The recent Bus & Boards Conference offered up some interesting news, views, and occasional grumbling from industry pundits on the RoHS legislation. The ruling states that companies wishing to sell electronic products into Europe must comply with RoHS by mid-2006.
No one ever thought compliance was going to be easy with the challenges of cost, the administration of new product lines, as well as some technical issues concerning testing. Tin whiskering, as we know, is one such major technology challenge caused by the reduction of lead in solder. Happily, it now looks like some of the causal factors of this have been identified and dealt with to some extent.

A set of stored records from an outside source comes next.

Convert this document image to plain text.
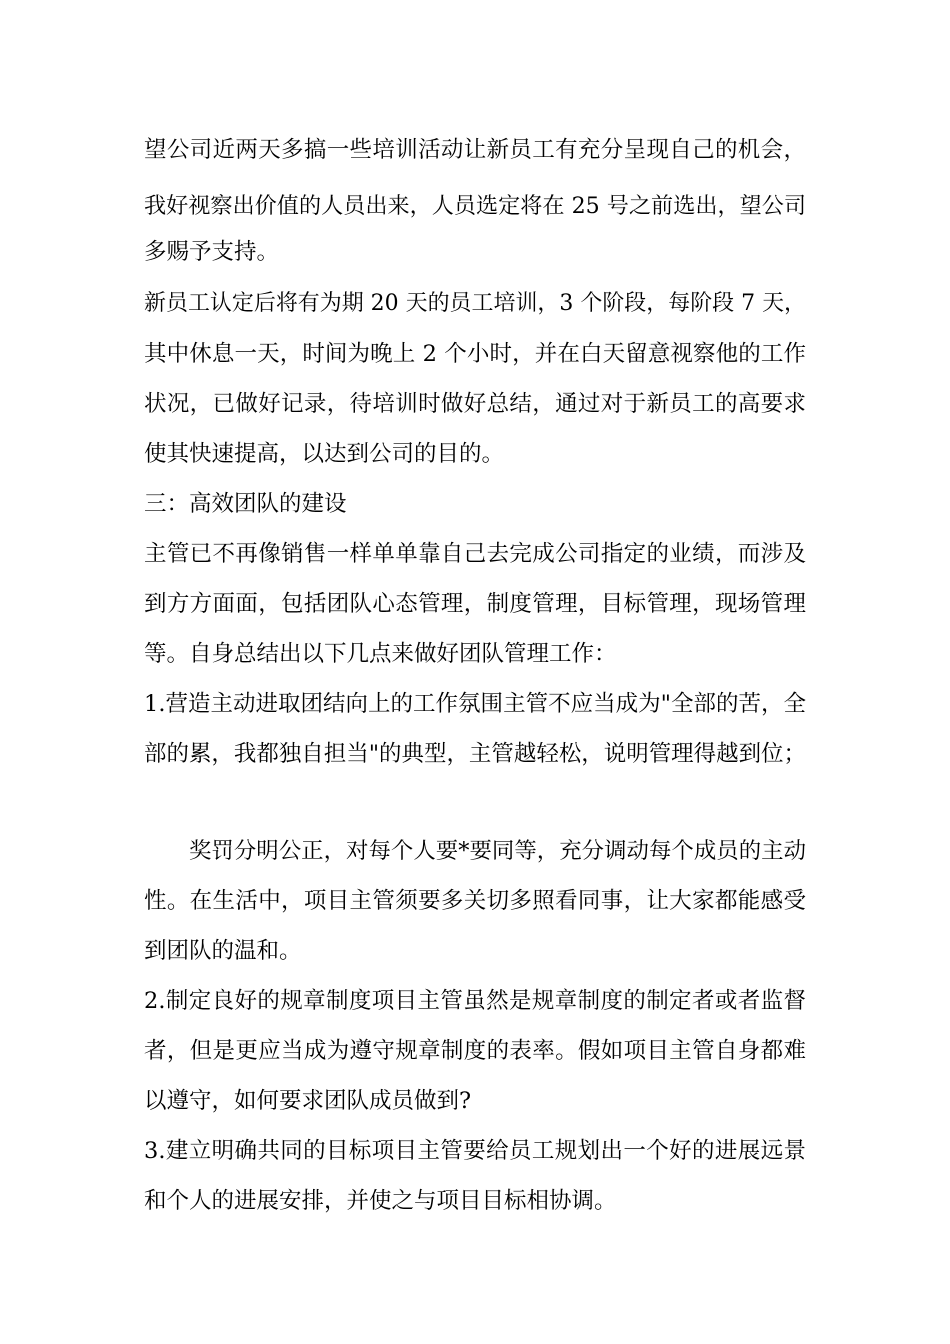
望公司近两天多搞一些培训活动让新员工有充分呈现自己的机会，
我好视察出价值的人员出来，人员选定将在 25 号之前选出，望公司
多赐予支持。
新员工认定后将有为期 20 天的员工培训，3 个阶段，每阶段 7 天，
其中休息一天，时间为晚上 2 个小时，并在白天留意视察他的工作
状况，已做好记录，待培训时做好总结，通过对于新员工的高要求
使其快速提高，以达到公司的目的。
三：高效团队的建设
主管已不再像销售一样单单靠自己去完成公司指定的业绩，而涉及
到方方面面，包括团队心态管理，制度管理，目标管理，现场管理
等。自身总结出以下几点来做好团队管理工作：
1.营造主动进取团结向上的工作氛围主管不应当成为"全部的苦，全
部的累，我都独自担当"的典型，主管越轻松，说明管理得越到位；
奖罚分明公正，对每个人要*要同等，充分调动每个成员的主动
性。在生活中，项目主管须要多关切多照看同事，让大家都能感受
到团队的温和。
2.制定良好的规章制度项目主管虽然是规章制度的制定者或者监督
者，但是更应当成为遵守规章制度的表率。假如项目主管自身都难
以遵守，如何要求团队成员做到?
3.建立明确共同的目标项目主管要给员工规划出一个好的进展远景
和个人的进展安排，并使之与项目目标相协调。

So far so good, all except for one thing—the RoHS legislative demands do not stop in Europe. China and Japan are making even greater stipulations in this area than Europe. Whereas we in Europe are looking for reductions in hazardous substances, these two countries are looking for total elimination… EoHS, if you like.
China is implementing its own version of RoHS, calling it the Regulation for Pollution Control of Electronic Products. Although this legislation is not complete, it may be affecting companies—both in China as well as those selling into the country— by July 1, 2006. That happens to be the same day that RoHS kicks in.
In Japan, the situation is slightly different. Despite the fact the government has yet to issue regulations regarding the use of hazardous substances, the Japan Electronics and Information Technology Association is promoting the elimination of lead used in electronic products. The group offers a roadmap for lead-free manufacturing, as well as guidelines on how to mark lead-free components.
And it doesn’t stop there. Taiwan, Korea, Canada, and Australia are initiating their own versions of RoHS, too.
Environmentally, this is all good stuff, despite some of the sulking emanating from certain electronics companies. As for electronics designers and RoHS, well, what would life be without some tricky technical rapids to shoot?